Regardless of who's in the right or wrong here (I have my opinions), my perception of Wordpress flipped a switch overnight. It went from this quiet, reliable, refreshingly boring open source platform to yet another cult of personality tech fiefdom.



Likewise. I used it for my personal website before I learned how to use nginx. I guided my wife through the process of moving her personal site from Wix to WP and it's been a massive improvement. I really had no idea all this insanity was going down.


Above a certain size all communities sooner or later turn into cults, most of the time around one or a few persons. The ones that you don't perceive as such you just haven't looked into close enough. I wish it were different but so far I have yet to find a community that doesn't fit that description. Not just open source, not just software, any community.


Next up: Substack?


Rhetoric question: how many Substackers use Notion to organize their writings?
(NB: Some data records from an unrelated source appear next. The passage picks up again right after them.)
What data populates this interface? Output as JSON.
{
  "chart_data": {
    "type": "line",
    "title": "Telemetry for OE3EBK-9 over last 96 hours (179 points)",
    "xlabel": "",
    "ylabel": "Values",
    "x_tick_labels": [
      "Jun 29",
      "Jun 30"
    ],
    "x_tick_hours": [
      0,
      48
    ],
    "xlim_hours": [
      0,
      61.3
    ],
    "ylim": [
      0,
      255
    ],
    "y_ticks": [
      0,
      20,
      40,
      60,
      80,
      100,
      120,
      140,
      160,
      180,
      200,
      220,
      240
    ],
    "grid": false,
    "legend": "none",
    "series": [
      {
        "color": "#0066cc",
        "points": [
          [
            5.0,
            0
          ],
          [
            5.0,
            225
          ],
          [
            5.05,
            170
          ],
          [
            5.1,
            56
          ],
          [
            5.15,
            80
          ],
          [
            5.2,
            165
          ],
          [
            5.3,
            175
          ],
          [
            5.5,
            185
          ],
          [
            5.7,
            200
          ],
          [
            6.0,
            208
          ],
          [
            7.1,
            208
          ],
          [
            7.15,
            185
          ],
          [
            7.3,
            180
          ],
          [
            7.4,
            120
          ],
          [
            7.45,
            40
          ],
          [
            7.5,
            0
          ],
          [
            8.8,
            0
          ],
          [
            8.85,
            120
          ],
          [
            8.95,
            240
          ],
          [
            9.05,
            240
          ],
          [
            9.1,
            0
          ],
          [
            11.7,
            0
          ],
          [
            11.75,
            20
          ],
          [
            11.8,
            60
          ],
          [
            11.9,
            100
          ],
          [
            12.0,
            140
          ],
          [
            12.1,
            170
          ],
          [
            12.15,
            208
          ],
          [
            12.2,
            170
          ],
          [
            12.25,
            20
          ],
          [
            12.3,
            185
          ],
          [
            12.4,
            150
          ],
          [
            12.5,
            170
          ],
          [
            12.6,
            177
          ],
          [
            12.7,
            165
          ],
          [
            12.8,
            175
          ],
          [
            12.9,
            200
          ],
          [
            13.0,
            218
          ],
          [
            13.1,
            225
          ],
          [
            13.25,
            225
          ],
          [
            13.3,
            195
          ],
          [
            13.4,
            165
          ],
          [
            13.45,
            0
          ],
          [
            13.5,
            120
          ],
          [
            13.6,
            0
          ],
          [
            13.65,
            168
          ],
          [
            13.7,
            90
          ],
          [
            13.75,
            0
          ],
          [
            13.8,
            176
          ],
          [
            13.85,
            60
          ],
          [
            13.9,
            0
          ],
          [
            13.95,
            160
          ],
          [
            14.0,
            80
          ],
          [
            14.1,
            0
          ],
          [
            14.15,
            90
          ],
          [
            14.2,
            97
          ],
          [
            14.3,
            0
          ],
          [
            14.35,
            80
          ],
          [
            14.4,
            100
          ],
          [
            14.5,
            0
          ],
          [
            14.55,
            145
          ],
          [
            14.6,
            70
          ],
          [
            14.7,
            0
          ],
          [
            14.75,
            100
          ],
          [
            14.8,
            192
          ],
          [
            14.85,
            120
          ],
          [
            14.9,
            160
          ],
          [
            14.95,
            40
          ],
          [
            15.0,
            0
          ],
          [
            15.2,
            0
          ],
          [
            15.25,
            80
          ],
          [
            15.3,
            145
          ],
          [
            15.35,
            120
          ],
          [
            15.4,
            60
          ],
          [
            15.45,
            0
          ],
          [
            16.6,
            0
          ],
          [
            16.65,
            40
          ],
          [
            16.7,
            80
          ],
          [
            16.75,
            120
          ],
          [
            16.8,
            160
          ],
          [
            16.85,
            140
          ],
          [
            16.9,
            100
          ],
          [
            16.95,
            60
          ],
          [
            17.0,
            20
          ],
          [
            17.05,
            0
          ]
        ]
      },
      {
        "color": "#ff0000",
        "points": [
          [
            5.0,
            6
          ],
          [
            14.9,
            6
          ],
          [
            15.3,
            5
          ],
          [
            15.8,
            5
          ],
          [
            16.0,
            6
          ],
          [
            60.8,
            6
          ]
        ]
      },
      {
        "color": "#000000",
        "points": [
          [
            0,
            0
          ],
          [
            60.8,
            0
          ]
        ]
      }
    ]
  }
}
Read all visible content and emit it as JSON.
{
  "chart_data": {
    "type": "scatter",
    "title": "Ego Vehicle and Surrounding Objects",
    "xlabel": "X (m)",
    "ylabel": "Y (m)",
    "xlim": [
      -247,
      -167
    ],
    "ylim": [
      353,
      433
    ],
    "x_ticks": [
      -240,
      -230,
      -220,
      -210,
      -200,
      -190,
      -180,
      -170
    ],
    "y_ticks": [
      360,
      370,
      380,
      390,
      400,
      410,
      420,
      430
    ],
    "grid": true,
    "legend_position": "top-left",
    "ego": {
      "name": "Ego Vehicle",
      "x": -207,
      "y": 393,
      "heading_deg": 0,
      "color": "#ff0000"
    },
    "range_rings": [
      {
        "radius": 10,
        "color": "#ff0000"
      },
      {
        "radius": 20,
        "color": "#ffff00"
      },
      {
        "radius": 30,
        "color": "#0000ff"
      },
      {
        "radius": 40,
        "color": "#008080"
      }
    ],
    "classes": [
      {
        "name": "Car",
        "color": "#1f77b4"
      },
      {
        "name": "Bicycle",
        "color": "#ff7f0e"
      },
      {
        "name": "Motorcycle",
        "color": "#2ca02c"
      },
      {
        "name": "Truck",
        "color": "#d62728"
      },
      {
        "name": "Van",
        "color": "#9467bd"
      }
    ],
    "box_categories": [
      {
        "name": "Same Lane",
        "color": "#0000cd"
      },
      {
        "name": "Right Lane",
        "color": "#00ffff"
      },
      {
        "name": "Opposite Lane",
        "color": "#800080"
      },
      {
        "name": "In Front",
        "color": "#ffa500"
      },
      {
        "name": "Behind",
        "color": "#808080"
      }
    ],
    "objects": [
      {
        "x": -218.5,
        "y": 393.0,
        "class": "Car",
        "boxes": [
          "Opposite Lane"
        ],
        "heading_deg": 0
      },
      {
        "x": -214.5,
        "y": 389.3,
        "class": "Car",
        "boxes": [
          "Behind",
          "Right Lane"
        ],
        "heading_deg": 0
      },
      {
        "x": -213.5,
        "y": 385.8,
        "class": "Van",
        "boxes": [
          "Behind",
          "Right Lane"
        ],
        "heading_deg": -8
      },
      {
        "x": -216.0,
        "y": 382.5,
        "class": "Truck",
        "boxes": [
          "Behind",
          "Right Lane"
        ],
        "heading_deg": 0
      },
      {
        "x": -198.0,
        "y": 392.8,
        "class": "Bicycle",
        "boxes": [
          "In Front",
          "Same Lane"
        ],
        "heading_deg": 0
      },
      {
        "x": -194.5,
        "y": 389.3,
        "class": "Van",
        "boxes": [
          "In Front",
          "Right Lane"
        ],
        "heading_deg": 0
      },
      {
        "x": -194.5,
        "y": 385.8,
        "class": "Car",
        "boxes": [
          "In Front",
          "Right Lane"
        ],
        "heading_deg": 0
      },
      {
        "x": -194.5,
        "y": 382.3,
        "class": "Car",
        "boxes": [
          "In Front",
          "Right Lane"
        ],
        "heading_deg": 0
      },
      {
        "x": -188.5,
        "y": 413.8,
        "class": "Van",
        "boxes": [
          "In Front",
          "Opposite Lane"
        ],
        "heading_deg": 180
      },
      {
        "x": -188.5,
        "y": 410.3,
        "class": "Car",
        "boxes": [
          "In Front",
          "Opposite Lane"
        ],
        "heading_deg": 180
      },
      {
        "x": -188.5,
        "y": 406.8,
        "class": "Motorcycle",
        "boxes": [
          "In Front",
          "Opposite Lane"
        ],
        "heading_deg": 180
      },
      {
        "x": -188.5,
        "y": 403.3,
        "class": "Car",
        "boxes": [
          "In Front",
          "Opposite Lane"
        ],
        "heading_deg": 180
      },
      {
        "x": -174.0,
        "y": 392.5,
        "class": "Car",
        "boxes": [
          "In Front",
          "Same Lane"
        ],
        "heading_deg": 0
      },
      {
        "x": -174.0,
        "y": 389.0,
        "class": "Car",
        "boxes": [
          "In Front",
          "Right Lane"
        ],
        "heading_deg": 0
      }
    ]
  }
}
Seems a bit self-contradicting.

If it actually was a cult of personality tech fiefdom, and you are a long-time Wordpress user, presumably you would've heard of Mullenweg before this?

The fact that you hadn't indicates that it's not.


I'm in basically the same boat, but aside from a bit of eye rolling I think I've convinced myself I can just ignore this and safely continue to download wordpress.org/latest.zip when I need it and hack it into whatever shape is convenient - which is what I've always liked doing with it anyway.


I've barely used WordPress and am far from its proponent, but have heard of Matt Mullenweg many times.